I have 2 tables in consideration:
Table 1:
Country | Age | Marks |
---|---|---|
A | 25 | 7 |
B | 45 | 8 |
Table 2:
Age Band From | Age Band To | Country A | Country B |
---|---|---|---|
20 | 30 | ||
40 | 50 |
The output I want to have:
Age Band From | Age Band To | Country A | Country B |
---|---|---|---|
20 | 30 | 7 | NaN |
40 | 50 | NaN | 8 |
Here's what I tried:
for index,row in table2.iterrows():
table2.loc[index,'Country A'] = table1[(table1['Country']=='A')&
(table1['Age']>=row[0])&
(table1['Age']<=row[1])]['Marks'].values[0]
But this gives the following error:
index 0 is out of bounds for axis 0 with size 0
I think I've probably guessed where the error occurs: Whenever the compiler encounters a Age Band from Table2 for which a corresponding Age doesn't exist in Table1.
Any help on this problem is much appreciated!
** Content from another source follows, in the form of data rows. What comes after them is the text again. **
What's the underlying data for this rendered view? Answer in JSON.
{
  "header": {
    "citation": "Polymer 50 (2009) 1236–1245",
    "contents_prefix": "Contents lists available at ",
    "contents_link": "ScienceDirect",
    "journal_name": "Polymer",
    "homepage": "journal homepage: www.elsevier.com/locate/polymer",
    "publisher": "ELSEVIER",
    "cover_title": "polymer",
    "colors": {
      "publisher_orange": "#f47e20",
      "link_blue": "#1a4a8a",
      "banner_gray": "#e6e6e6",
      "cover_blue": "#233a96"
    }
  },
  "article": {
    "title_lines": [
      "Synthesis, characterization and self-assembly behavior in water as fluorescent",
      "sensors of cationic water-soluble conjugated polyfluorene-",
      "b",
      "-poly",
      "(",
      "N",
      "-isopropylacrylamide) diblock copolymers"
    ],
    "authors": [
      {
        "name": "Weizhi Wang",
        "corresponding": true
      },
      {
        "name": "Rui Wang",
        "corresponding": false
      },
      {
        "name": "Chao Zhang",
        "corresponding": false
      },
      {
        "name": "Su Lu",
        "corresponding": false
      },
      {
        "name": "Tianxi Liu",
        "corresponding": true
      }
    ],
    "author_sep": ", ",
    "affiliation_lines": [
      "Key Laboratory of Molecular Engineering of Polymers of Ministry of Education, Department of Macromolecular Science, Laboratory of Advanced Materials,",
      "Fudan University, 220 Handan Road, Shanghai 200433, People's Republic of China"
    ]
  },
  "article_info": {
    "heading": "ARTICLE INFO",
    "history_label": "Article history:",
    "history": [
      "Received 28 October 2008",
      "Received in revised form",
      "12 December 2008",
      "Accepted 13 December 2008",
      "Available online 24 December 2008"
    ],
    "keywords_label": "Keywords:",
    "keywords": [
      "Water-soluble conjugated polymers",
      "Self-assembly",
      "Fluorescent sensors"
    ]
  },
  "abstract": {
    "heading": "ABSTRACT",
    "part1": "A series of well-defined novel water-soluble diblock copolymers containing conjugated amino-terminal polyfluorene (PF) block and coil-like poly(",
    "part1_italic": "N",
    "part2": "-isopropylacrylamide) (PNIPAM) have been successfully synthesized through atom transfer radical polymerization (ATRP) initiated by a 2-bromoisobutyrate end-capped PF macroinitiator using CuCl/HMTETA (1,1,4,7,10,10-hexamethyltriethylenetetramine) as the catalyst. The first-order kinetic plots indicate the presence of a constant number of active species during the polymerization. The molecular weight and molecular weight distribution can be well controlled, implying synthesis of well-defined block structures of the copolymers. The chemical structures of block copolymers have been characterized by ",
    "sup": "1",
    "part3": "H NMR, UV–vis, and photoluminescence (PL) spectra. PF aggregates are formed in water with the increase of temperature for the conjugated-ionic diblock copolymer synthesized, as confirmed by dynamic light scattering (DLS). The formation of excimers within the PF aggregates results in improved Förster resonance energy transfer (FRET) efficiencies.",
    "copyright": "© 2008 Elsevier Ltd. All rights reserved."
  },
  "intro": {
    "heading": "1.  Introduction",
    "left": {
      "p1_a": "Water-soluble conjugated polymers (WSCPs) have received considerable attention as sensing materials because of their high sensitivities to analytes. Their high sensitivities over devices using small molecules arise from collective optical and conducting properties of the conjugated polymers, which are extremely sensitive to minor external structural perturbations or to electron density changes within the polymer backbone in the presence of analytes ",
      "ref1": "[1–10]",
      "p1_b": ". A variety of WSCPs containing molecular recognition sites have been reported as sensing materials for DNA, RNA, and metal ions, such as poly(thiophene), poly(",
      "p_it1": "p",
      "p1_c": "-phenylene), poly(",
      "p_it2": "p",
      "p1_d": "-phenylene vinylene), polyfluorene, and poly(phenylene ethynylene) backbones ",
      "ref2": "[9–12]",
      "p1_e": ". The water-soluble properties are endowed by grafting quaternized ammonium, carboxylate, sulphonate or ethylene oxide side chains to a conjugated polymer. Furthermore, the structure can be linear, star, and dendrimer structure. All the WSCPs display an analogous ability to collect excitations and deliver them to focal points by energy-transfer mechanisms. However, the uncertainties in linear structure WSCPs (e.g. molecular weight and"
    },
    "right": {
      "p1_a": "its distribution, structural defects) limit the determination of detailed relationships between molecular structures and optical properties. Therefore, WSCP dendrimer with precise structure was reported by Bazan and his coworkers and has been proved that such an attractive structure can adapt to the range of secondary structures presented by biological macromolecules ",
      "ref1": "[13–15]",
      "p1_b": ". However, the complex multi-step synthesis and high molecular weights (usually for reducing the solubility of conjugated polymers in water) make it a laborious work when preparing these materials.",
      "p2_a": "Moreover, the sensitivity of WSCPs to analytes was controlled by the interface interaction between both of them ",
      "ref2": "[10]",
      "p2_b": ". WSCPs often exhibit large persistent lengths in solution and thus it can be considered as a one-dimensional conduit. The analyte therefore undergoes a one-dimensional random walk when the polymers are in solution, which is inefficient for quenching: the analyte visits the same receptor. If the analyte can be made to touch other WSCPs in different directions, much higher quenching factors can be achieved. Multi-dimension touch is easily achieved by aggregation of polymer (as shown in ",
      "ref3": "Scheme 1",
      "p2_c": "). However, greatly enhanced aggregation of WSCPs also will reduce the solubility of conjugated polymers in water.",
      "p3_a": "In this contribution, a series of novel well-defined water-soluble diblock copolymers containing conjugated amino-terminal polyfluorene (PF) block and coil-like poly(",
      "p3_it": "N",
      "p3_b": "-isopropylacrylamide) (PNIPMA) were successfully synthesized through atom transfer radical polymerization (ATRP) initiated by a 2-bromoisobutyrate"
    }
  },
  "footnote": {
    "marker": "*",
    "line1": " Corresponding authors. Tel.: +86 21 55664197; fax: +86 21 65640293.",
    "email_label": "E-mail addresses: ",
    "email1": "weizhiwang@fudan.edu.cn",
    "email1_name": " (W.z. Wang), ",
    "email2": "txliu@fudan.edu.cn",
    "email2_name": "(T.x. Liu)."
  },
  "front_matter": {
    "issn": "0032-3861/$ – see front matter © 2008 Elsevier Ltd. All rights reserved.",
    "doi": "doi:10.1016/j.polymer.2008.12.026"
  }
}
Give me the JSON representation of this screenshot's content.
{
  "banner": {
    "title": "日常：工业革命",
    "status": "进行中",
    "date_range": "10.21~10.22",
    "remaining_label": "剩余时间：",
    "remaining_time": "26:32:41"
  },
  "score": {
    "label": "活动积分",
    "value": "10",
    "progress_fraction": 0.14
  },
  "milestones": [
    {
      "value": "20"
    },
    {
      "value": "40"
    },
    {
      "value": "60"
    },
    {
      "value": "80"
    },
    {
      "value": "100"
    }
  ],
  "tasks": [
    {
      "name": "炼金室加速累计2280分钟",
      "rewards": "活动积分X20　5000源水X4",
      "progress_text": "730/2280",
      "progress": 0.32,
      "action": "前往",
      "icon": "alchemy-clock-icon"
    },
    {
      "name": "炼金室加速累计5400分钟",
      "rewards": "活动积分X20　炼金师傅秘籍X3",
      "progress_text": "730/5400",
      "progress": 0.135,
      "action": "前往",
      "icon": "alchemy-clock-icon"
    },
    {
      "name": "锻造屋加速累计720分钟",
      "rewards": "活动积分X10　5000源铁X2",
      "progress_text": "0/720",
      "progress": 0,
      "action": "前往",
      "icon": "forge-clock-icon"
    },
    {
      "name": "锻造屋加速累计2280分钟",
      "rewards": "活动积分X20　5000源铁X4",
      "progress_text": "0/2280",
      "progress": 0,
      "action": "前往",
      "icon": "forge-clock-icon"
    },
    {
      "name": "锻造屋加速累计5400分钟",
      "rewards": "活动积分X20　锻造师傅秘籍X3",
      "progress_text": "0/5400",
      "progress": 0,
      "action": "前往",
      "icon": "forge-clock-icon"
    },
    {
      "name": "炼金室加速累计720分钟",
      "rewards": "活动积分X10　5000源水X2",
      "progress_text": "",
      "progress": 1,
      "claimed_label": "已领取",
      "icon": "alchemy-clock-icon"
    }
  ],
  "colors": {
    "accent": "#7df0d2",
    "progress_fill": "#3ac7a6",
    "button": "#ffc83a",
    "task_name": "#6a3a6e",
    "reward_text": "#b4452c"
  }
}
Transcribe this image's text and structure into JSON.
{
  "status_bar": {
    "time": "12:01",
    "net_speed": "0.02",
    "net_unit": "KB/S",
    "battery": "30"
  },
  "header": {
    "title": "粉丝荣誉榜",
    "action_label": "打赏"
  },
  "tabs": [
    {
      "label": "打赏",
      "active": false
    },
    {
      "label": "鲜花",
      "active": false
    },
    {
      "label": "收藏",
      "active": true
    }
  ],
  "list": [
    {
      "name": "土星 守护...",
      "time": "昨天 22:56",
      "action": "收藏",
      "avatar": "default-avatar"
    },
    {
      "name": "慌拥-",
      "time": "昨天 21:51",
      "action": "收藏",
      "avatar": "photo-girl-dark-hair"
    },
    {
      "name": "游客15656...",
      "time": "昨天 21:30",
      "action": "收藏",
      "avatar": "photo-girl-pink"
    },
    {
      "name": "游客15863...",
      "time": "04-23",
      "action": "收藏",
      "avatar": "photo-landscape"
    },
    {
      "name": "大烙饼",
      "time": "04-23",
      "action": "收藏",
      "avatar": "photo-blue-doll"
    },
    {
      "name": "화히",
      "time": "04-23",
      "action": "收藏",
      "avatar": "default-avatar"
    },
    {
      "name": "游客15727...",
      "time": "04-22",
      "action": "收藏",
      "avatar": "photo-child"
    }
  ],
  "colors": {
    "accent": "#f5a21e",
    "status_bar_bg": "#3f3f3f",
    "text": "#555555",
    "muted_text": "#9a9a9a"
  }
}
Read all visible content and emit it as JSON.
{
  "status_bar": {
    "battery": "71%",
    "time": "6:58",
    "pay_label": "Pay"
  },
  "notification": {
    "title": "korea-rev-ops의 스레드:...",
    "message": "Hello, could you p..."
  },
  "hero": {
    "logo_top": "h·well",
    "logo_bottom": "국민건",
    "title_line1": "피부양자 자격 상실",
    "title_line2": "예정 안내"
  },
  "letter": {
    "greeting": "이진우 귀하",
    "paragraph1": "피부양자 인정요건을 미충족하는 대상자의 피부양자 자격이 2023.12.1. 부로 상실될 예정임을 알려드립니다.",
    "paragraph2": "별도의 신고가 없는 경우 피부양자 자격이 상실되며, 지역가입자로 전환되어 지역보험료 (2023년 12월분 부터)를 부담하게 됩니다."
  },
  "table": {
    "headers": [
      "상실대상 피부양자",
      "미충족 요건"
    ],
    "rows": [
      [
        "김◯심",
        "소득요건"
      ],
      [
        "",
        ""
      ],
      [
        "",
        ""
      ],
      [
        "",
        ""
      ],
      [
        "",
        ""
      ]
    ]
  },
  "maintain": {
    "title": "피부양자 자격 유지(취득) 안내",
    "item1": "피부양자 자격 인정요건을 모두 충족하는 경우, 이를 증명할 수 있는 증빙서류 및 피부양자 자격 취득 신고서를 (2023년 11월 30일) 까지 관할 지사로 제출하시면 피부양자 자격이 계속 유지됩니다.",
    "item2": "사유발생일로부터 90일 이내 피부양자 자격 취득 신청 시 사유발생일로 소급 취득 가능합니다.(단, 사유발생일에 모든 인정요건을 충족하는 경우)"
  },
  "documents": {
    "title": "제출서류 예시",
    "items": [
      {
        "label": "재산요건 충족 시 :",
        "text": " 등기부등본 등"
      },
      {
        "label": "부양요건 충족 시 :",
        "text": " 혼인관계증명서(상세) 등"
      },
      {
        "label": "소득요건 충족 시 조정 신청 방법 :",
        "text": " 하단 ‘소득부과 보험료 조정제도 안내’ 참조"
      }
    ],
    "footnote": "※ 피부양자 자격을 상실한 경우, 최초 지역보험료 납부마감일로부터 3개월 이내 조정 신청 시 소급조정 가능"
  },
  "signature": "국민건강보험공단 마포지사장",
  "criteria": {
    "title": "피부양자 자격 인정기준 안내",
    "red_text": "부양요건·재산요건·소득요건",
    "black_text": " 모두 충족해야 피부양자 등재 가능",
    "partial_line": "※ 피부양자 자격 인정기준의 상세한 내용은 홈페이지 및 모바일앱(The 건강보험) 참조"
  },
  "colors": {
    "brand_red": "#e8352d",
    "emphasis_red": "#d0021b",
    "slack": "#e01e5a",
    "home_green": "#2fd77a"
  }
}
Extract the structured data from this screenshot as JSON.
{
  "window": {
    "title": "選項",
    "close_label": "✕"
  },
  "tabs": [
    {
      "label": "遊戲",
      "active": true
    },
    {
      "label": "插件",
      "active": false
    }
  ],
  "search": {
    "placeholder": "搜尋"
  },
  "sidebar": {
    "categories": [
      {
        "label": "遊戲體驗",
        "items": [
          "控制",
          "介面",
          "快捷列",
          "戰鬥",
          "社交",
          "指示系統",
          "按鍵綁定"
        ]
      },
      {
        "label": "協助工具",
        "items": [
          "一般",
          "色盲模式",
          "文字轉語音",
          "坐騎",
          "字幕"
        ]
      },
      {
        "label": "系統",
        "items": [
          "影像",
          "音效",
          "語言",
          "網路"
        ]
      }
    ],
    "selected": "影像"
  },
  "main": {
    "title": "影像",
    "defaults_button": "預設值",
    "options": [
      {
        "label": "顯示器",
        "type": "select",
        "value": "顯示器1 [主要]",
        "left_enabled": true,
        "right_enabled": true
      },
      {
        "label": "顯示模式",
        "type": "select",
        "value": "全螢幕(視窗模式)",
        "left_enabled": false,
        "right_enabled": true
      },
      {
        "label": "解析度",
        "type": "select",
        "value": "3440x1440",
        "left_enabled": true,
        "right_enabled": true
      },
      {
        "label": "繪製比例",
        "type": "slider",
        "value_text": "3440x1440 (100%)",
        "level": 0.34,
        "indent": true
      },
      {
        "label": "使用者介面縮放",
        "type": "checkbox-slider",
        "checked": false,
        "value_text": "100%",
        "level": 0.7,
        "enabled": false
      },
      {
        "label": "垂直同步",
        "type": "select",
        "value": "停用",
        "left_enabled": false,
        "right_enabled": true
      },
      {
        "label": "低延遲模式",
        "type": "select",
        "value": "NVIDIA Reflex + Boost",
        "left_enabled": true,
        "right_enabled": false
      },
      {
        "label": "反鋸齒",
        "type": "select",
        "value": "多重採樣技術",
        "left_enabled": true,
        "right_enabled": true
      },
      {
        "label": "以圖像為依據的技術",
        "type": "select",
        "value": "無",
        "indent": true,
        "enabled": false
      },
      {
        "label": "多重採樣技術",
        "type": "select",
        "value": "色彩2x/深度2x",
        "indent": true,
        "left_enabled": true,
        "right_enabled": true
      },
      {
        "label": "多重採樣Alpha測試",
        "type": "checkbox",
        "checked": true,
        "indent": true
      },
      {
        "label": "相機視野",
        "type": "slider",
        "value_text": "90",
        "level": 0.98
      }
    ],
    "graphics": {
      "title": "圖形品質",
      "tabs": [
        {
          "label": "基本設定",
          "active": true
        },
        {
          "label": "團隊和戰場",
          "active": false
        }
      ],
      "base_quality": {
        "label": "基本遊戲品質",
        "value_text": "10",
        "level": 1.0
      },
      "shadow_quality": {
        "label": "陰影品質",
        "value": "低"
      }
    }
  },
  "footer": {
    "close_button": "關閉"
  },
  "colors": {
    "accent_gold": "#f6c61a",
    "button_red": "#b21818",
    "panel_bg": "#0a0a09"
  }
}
Thank You in advance...
There is no efficient builtin solution in pandas to perform this operation in a generic way. A cross-merge will work on small dataframes but will have poor to terrible efficiency on large datasets. In fact as it has a quadratic complexity, this will even crash python for anything above a few thousand rows.
A robust option is to pivot
then perform a conditional_join
using pyjanitor
:
# pip install pyjanitor
import janitor
out = (table2[['Age Band From', 'Age Band To']]
.conditional_join(table1.pivot(index='Age', columns='Country', values='Marks')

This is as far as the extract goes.